I spoke with Michael Cahill, CEO and founder of Hospitality Real Estate Counselors (HREC), a leading real estate investment banking and advisory firm specializing in the lodging and gaming industries, to solicit his insights. Active in the organization’s brokerage and consulting divisions, he has counseled more than 3,000 lodging and gaming properties throughout North America. An original co-founder of the Microtel lodging concept and veteran IHIF Summit Series delegate, he co-chairs the Lodging Industry Investment Council (LIIC), a think tank composed of leading hotel investment executives who collectively represent hundreds of years of hotel deal experience.

HM: What industry trends are having a big impact on hotel real estate investment?

Cahill: One unique trend in this hotel investment cycle is the diversification and stratification of buyer types into specific types. From public REITs to small private equity funds, buyers are more disciplined and focused on a specific type of deal. For example, some money will only chase urban gateway cities, while others are looking for college towns, regardless of whether the institution of higher learning is in a tertiary market. Certain equity players will chase yield, regardless of hotel product type and location, while others may pursue only select-service lodging products with a RevPAR over $100. In past markets, buyers simply viewed debt as “borrow as much as a lender will lend until you, too, can own a hotel for no money down.” For the first time, I am seeing some buyers saying “no” to the extra leverage and saying they don’t want to mortgage their hotel investment to the max.

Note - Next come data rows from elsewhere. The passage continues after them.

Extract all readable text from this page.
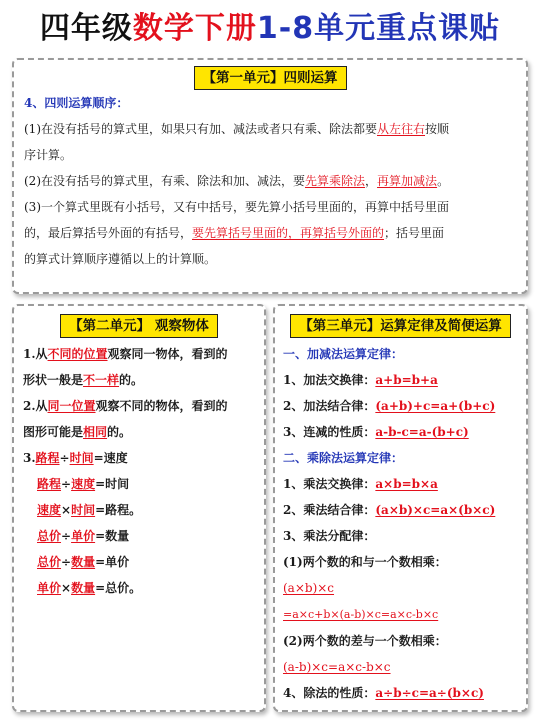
四年级数学下册1-8单元重点课贴
【第一单元】四则运算
4、四则运算顺序：
(1)在没有括号的算式里，如果只有加、减法或者只有乘、除法都要从左往右按顺
序计算。
(2)在没有括号的算式里，有乘、除法和加、减法，要先算乘除法，再算加减法。
(3)一个算式里既有小括号，又有中括号，要先算小括号里面的，再算中括号里面
的，最后算括号外面的有括号，要先算括号里面的，再算括号外面的；括号里面
的算式计算顺序遵循以上的计算顺。
【第二单元】 观察物体
1.从不同的位置观察同一物体，看到的
形状一般是不一样的。
2.从同一位置观察不同的物体，看到的
图形可能是相同的。
3.路程÷时间=速度
路程÷速度=时间
速度×时间=路程。
总价÷单价=数量
总价÷数量=单价
单价×数量=总价。
【第三单元】运算定律及简便运算
一、加减法运算定律：
1、加法交换律：a+b=b+a
2、加法结合律：(a+b)+c=a+(b+c)
3、连减的性质：a-b-c=a-(b+c)
二、乘除法运算定律：
1、乘法交换律：a×b=b×a
2、乘法结合律：(a×b)×c=a×(b×c)
3、乘法分配律：
(1)两个数的和与一个数相乘：
(a×b)×c
=a×c+b×(a-b)×c=a×c-b×c
(2)两个数的差与一个数相乘：
(a-b)×c=a×c-b×c
4、除法的性质：a÷b÷c=a÷(b×c)
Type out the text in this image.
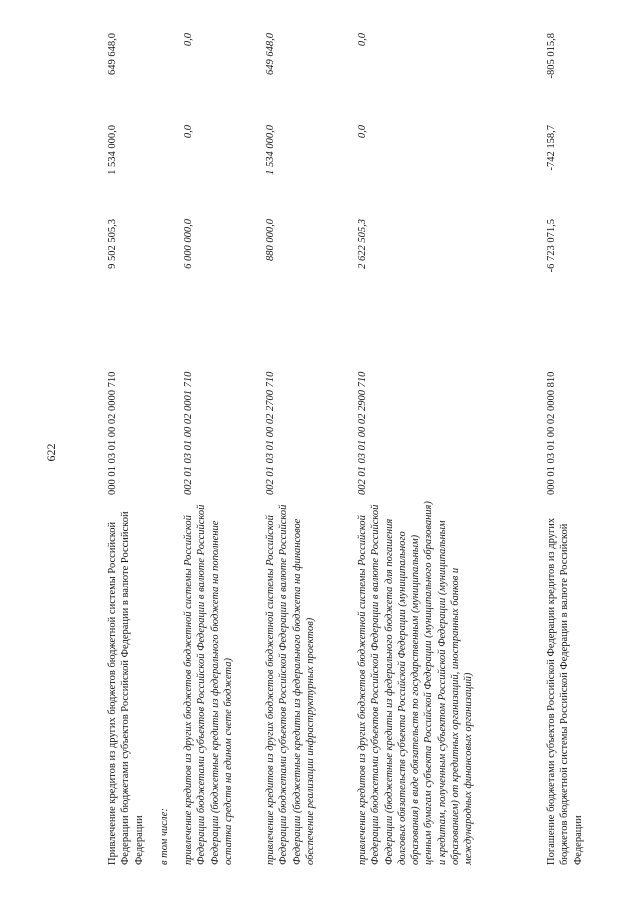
622
Привлечение кредитов из других бюджетов бюджетной системы Российской Федерации бюджетами субъектов Российской Федерации в валюте Российской Федерации
000 01 03 01 00 02 0000 710
9 502 505,3
1 534 000,0
649 648,0
в том числе: привлечение кредитов из других бюджетов бюджетной системы Российской Федерации бюджетами субъектов Российской Федерации в валюте Российской Федерации (бюджетные кредиты из федерального бюджета на пополнение остатка средств на едином счете бюджета)
002 01 03 01 00 02 0001 710
6 000 000,0
0,0
0,0
привлечение кредитов из других бюджетов бюджетной системы Российской Федерации бюджетами субъектов Российской Федерации в валюте Российской Федерации (бюджетные кредиты из федерального бюджета на финансовое обеспечение реализации инфраструктурных проектов)
002 01 03 01 00 02 2700 710
880 000,0
1 534 000,0
649 648,0
привлечение кредитов из других бюджетов бюджетной системы Российской Федерации бюджетами субъектов Российской Федерации в валюте Российской Федерации (бюджетные кредиты из федерального бюджета для погашения долговых обязательств субъекта Российской Федерации (муниципального образования) в виде обязательств по государственным (муниципальным) ценным бумагам субъекта Российской Федерации (муниципального образования) и кредитам, полученным субъектом Российской Федерации (муниципальным образованием) от кредитных организаций, иностранных банков и международных финансовых организаций)
002 01 03 01 00 02 2900 710
2 622 505,3
0,0
0,0
Погашение бюджетами субъектов Российской Федерации кредитов из других бюджетов бюджетной системы Российской Федерации в валюте Российской Федерации
000 01 03 01 00 02 0000 810
-6 723 071,5
-742 158,7
-805 015,8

HM: What are some key insights on the investment space from your Lodging Industry Investment Council membership? 

Cahill: LIIC members believe that we may be in for a longer, prolonged up-cycle compared to past cycles. A prolonged up-cycle will provide all players with a more forgiving and larger foundation to make money. The council, as a whole, believes that hotel values are continuing to increase, directly benefiting both buyers and sellers.

HM: If you could offer hoteliers one piece of advice, what would it be?

Cahill: Push rate! Don’t be afraid to ask consumers to pay what your hotel product is really worth.

HM: What’s your advice for students considering the hospitality industry?

Cahill: Embrace and jump in feet first! If you can master the hospitality industry, you can achieve success in almost any type of business. Whatever task you are assigned, do your best. Be open-minded, think of your brain as a sponge and absorb all that is around you. Retain what you learn from the best and be smart enough to also overcome the negative.

HM: What makes an industry event good?

Cahill: A great industry conference, like the North America Hotel Investment Conference, strikes a delicate balance between education and networking. On the plane or car ride home from Chicago, you will not only possess new, unique and intellectual takeaways, but a couple of new industry contacts for an immediate business deal when you get back to the office. And, of course, the one-of-a-kind happy hour with LIIC is essential to a great hospitality conference and is only available at one industry conference: NATHIC!